In response, the library put together a study to compare crime levels with the Wi-Fi on and off. The library found that incidents of criminal activity were higher over the six weeks it kept nighttime internet on, compared to the six weeks it was off, but concluded that it was impossible to say if the change was because of the Wi-Fi or simply due to statistical noise.
“Sample sizes of criminal activity are very low in this experiment, and could be generally random in nature,” reads a report on the study. “The connection between Wi-Fi access and criminal activity is not readily apparent.”
The study also confirmed that Wi-Fi was used fairly frequently after the library closed, with late logins accounting for roughly 16 percent of total usage. Some 526 unique devices accessed nighttime internet during the six-week experiment, while police incidents were recorded 16 times.
Back in 2017, the library decided to keep its nighttime Wi-Fi based on this study. In 2021, then-Chief of Branches Catherine Delneo reaffirmed its findings while pushing back on another request from a neighbor to turn off the internet at night.

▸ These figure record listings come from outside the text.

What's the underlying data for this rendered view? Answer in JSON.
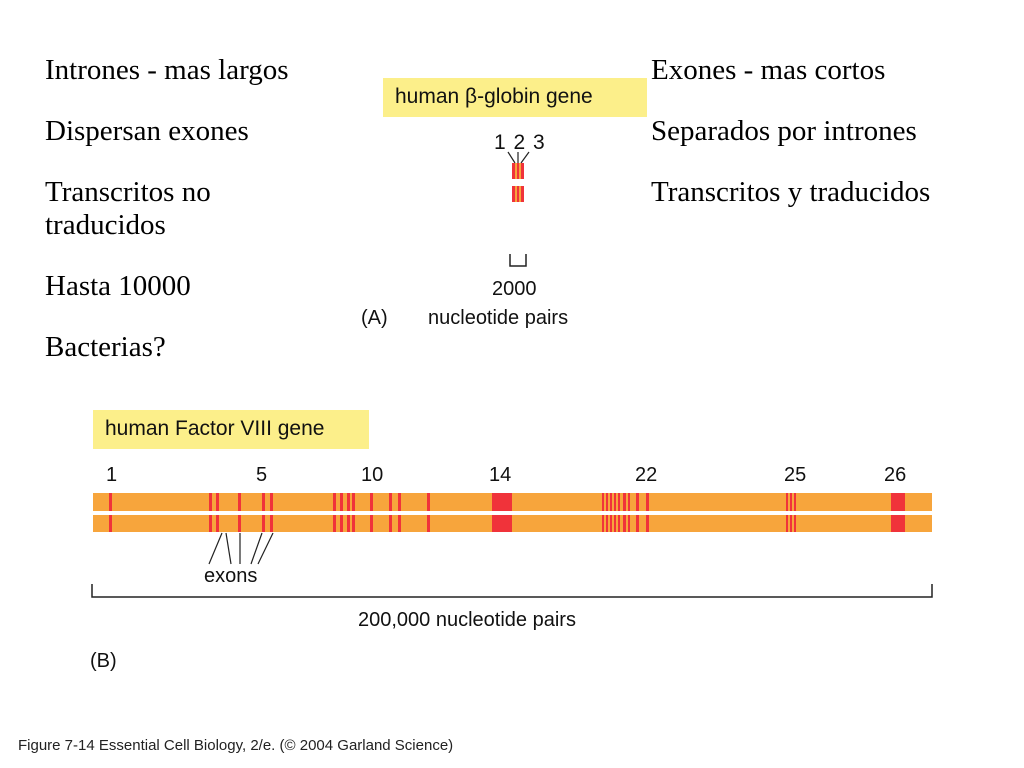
{
  "left_column": {
    "items": [
      "Intrones - mas largos",
      "Dispersan exones",
      "Transcritos no traducidos",
      "Hasta 10000",
      "Bacterias?"
    ]
  },
  "right_column": {
    "items": [
      "Exones - mas cortos",
      "Separados por intrones",
      "Transcritos y traducidos"
    ]
  },
  "panel_a": {
    "title": "human β-globin gene",
    "exon_labels": "1 2 3",
    "scale_value": "2000",
    "scale_unit": "nucleotide pairs",
    "panel_label": "(A)"
  },
  "panel_b": {
    "title": "human Factor VIII gene",
    "exon_numbers": [
      "1",
      "5",
      "10",
      "14",
      "22",
      "25",
      "26"
    ],
    "exons_label": "exons",
    "scale_label": "200,000 nucleotide pairs",
    "panel_label": "(B)"
  },
  "caption": "Figure 7-14 Essential Cell Biology, 2/e. (© 2004 Garland Science)",
  "colors": {
    "gene_body": "#f7a53c",
    "exon": "#f0333a",
    "label_bg": "#fcef8a"
  }
}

But the library changed course last year. City Librarian Michael Lambert met with Mandelman’s office to discuss limiting the Wi-Fi on Aug. 1, 2022, according to Thornhill. According to Patterson, the practice of turning off the nighttime internet began the next day.
Thornhill said that Lambert had made the decision to limit the Wi-Fi before meeting with staff from Mandelman’s office. Lambert and other officials at the library were not available to be interviewed for this article.
Despite the library changing tack in Fall 2022, Patterson reaffirmed its 2017 findings that nighttime internet access is neither directly nor significantly related to crime.
“We have no new findings since we issued that report,” said Patterson. “We can confirm that incidents such as vandalism and other criminal behavior at the Eureka Valley Branch Library remain low and consistent with previous years.”
The Mission branch of the public library also received complaints about encampments during the pandemic, and was urged by some residents to shut down night-time internet. But the Mission library chose not to change its policies.
“Eureka Valley Branch is the only branch that turns off its Wi-Fi after business hours,” said Patterson.
Thornhill said that the Wi-Fi change was one small part of Mandelman’s plan to remove the encampment from 16th and Market, and was based on 16 resident requests. She said that the move was about “improving conditions in a specific location,” rather than providing a solution to homelessness. She added that Mandelman has separately called on the mayor to increase funding for new shelters and temporary housing.
For Friedenbach, these efforts to remove the encampment were a waste of time, and resources that could have been better spent getting people help: “I would have loved to have seen that amount of effort go into fighting for the people out there.”